A copy of a letter reportedly sent by a Marine Corps recruit raises new concerns about a culture of homophobia in the military, despite the 2011 repeal of the so-called "Don't Ask, Don't Tell" (DADT) policy that previously had banned gays from serving openly in the armed forces.
News site Gawker obtained the letter this week and told The Huffington Post that its authenticity had been verified. The letter contains some concerning details about what the recruit portrays as consistent, homophobia-tinged verbal abuse on the part of Marine Corps drill instructors.
In between stories about physical fitness training and classes on U.S. Marine Corps (USMC) history, the recruit adds in this profanity-laced anecdote:
[DADT] may have been repealed, but the USMC sure hasn't adapted. We're called faggots 10-50 times a day."You think that's yelling? That's sweet faggot." "Yeah, you would think that's a pushup, faggot." etc. Any time we f--k something up, the DI's tell us "you stupid f-----g thing. That's more wrong than two boys f-----g."
If true, the instructors' use of homophobic slurs may indicate anti-gay attitudes within in the Marines -- or, at the very least, among those officers tasked with training the next generation of soldiers.
Allyson Robinson, a transgender Army veteran and West Point graduate who heads up the OutServe-Servicemembers Legal Defense Network (OutServe-SLDN), spoke with The Huffington Post about the letter's contents and said that, while disturbing, they are not surprising to her.
"We've received reports from out members of words, actions and treatment that certainly falls short of what the president and our military leaders have said the standard should be for a post-DADT military," Robinson said, adding that she had not yet heard of anything quite so "apparently blatantly, unrepentantly homophobic."
"We know from the experience of our country ... that changing laws is really the easy part of civil rights," she went on to say. "The hard part is changing the culture, and we're up against an anti-gay culture in our military that has existed and persisted and has been enforced by leaders at all levels for generations."
Indeed, during the run-up to DADT's repeal, the Marines expressed a good deal of reluctance toward the possibility of openly gay and lesbian members. In December of 2010, a few months before the repeal, the Corps' commandant, Gen. James F. Amos suggested to reporters that openly gay Marines could create "distractions" that could "cost Marines' lives," The Washington Post reported.
While vague on how exactly lesbian and gay Marines might distract their colleagues, Amos did cite a Defense Department survey from November of 2010, which reported 58 percent of Marines in combat units thought DADT's repeal would negatively affect their ability to work effectively together.

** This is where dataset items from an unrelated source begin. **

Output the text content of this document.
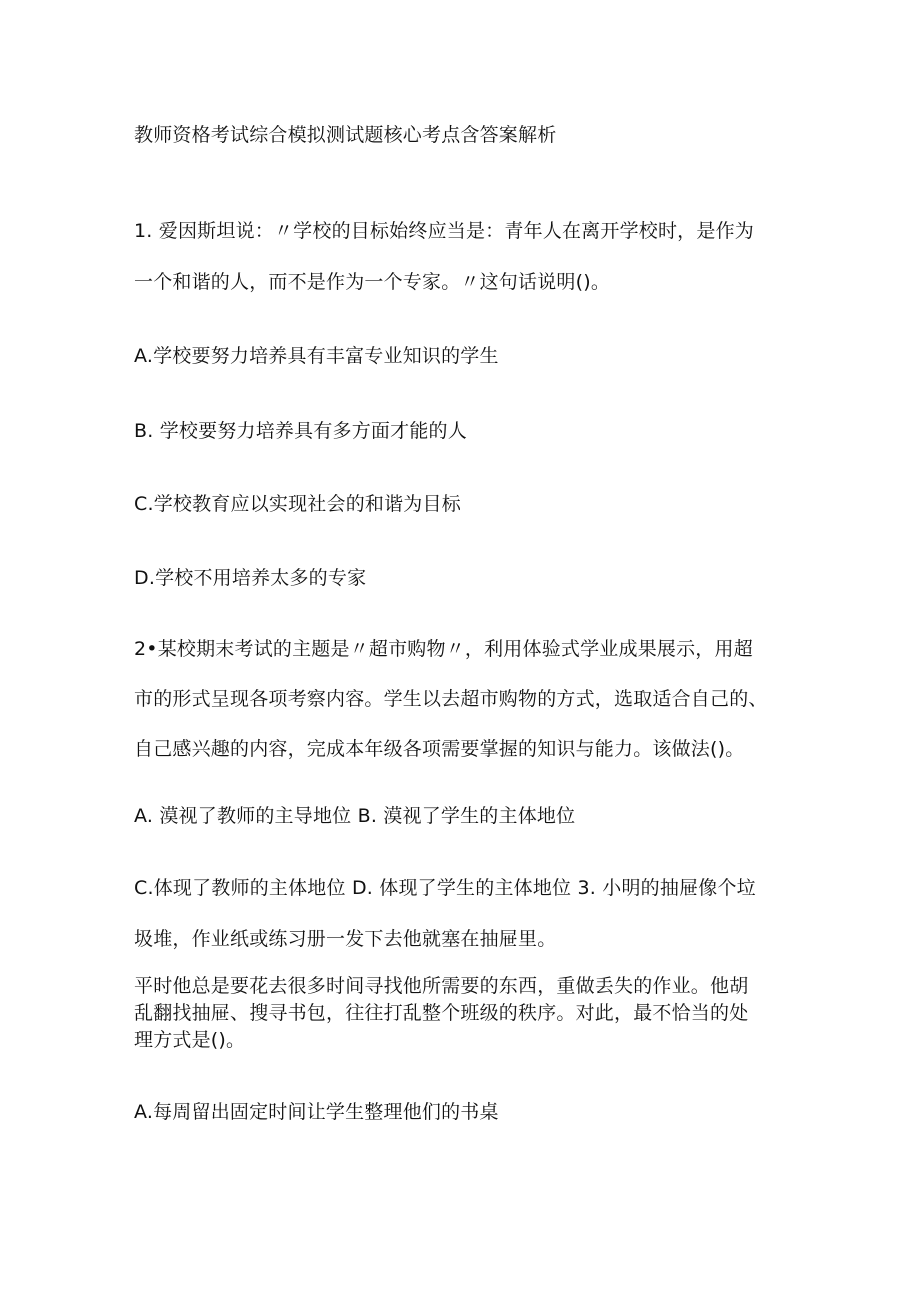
教师资格考试综合模拟测试题核心考点含答案解析
1. 爱因斯坦说：〃学校的目标始终应当是：青年人在离开学校时，是作为
一个和谐的人，而不是作为一个专家。〃这句话说明()。
A.学校要努力培养具有丰富专业知识的学生
B. 学校要努力培养具有多方面才能的人
C.学校教育应以实现社会的和谐为目标
D.学校不用培养太多的专家
2•某校期末考试的主题是〃超市购物〃，利用体验式学业成果展示，用超
市的形式呈现各项考察内容。学生以去超市购物的方式，选取适合自己的、
自己感兴趣的内容，完成本年级各项需要掌握的知识与能力。该做法()。
A. 漠视了教师的主导地位 B. 漠视了学生的主体地位
C.体现了教师的主体地位 D. 体现了学生的主体地位 3. 小明的抽屉像个垃
圾堆，作业纸或练习册一发下去他就塞在抽屉里。
平时他总是要花去很多时间寻找他所需要的东西，重做丢失的作业。他胡
乱翻找抽屉、搜寻书包，往往打乱整个班级的秩序。对此，最不恰当的处
理方式是()。
A.每周留出固定时间让学生整理他们的书桌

By comparison, 70 percent of the military surveyed said the repeal would not affect their unit, according to the Post.
Amos' statements, coupled with the Department of Defense survey and the letter published by Gawker, could send a "mixed message" to recruits who may someday serve with or under a gay or lesbian comrade, OutServe's Allyson Robinson told HuffPost. "It violates the most basic principals of military leadership," she said of the anti-gay verbal abuse alleged in the letter.

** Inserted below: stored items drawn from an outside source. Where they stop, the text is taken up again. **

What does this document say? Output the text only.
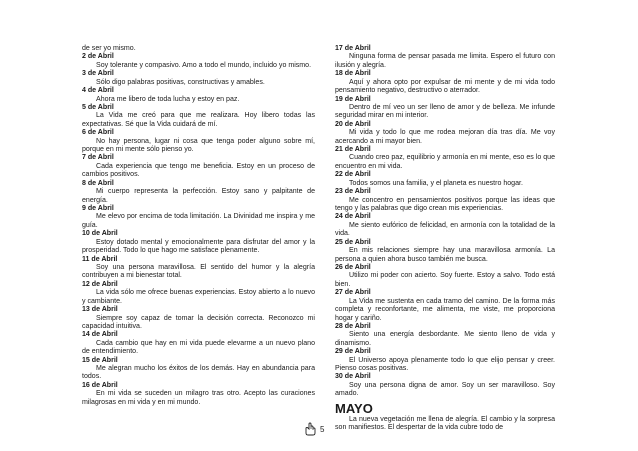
de ser yo mismo.
2 de Abril
Soy tolerante y compasivo. Amo a todo el mundo, incluido yo mismo.
3 de Abril
Sólo digo palabras positivas, constructivas y amables.
4 de Abril
Ahora me libero de toda lucha y estoy en paz.
5 de Abril
La Vida me creó para que me realizara. Hoy libero todas las expectativas. Sé que la Vida cuidará de mí.
6 de Abril
No hay persona, lugar ni cosa que tenga poder alguno sobre mí, porque en mi mente sólo pienso yo.
7 de Abril
Cada experiencia que tengo me beneficia. Estoy en un proceso de cambios positivos.
8 de Abril
Mi cuerpo representa la perfección. Estoy sano y palpitante de energía.
9 de Abril
Me elevo por encima de toda limitación. La Divinidad me inspira y me guía.
10 de Abril
Estoy dotado mental y emocionalmente para disfrutar del amor y la prosperidad. Todo lo que hago me satisface plenamente.
11 de Abril
Soy una persona maravillosa. El sentido del humor y la alegría contribuyen a mi bienestar total.
12 de Abril
La vida sólo me ofrece buenas experiencias. Estoy abierto a lo nuevo y cambiante.
13 de Abril
Siempre soy capaz de tomar la decisión correcta. Reconozco mi capacidad intuitiva.
14 de Abril
Cada cambio que hay en mi vida puede elevarme a un nuevo plano de entendimiento.
15 de Abril
Me alegran mucho los éxitos de los demás. Hay en abundancia para todos.
16 de Abril
En mi vida se suceden un milagro tras otro. Acepto las curaciones milagrosas en mi vida y en mi mundo.
17 de Abril
Ninguna forma de pensar pasada me limita. Espero el futuro con ilusión y alegría.
18 de Abril
Aquí y ahora opto por expulsar de mi mente y de mi vida todo pensamiento negativo, destructivo o aterrador.
19 de Abril
Dentro de mí veo un ser lleno de amor y de belleza. Me infunde seguridad mirar en mi interior.
20 de Abril
Mi vida y todo lo que me rodea mejoran día tras día. Me voy acercando a mi mayor bien.
21 de Abril
Cuando creo paz, equilibrio y armonía en mi mente, eso es lo que encuentro en mi vida.
22 de Abril
Todos somos una familia, y el planeta es nuestro hogar.
23 de Abril
Me concentro en pensamientos positivos porque las ideas que tengo y las palabras que digo crean mis experiencias.
24 de Abril
Me siento eufórico de felicidad, en armonía con la totalidad de la vida.
25 de Abril
En mis relaciones siempre hay una maravillosa armonía. La persona a quien ahora busco también me busca.
26 de Abril
Utilizo mi poder con acierto. Soy fuerte. Estoy a salvo. Todo está bien.
27 de Abril
La Vida me sustenta en cada tramo del camino. De la forma más completa y reconfortante, me alimenta, me viste, me proporciona hogar y cariño.
28 de Abril
Siento una energía desbordante. Me siento lleno de vida y dinamismo.
29 de Abril
El Universo apoya plenamente todo lo que elijo pensar y creer. Pienso cosas positivas.
30 de Abril
Soy una persona digna de amor. Soy un ser maravilloso. Soy amado.
MAYO
La nueva vegetación me llena de alegría. El cambio y la sorpresa son manifiestos. El despertar de la vida cubre todo de
5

She also expressed concerns about how everyday use of such language might affect gay soldiers.
"You have to imagine the experience of a gay or lesbian recruit at a Marine boot camp," Robinson said, "who was thrilled to see DADT repealed, excited to have the opportunity to serve their country in a way that was out and open and vulnerable. And then to walk into an environment like this."
She pledged that OutServe-SLDN will continue its ongoing effort to impress upon the Department of Defense the need to enact formal equal opportunity and nondiscrimination protections for gay and lesbian service members.
However, Marine Corps spokesman Captain Richard Ulsh said the text of the supposed Marine recruit's letter didn't seem credible, for a variety of reasons.
He pointed out that Gawker's story said the recruit had emailed the letter to friends -- which threw up a red flag, as Marine recruits do not have access to email. Military experts have also raised this question, but Gawker told HuffPost this week that the letter had been first handwritten by the recruit and later was transcribed and forwarded as an email.
Ulsh also said that the letter accuses drill instructors of using language and acting in a manner that is not tolerated in boot camp.
"I mean, we're all human. ... There are people who might do that," Ulsh told HuffPost. "But the way [the recruit] talks about it is like it happens every day all the time. There are strict measures enforced that prevent those sorts of things from happening."
Drill Instructors are not even allowed to "drop f-bombs," according to Ulsh, and if they were throwing around offensive slurs, "there would certainly be repercussions."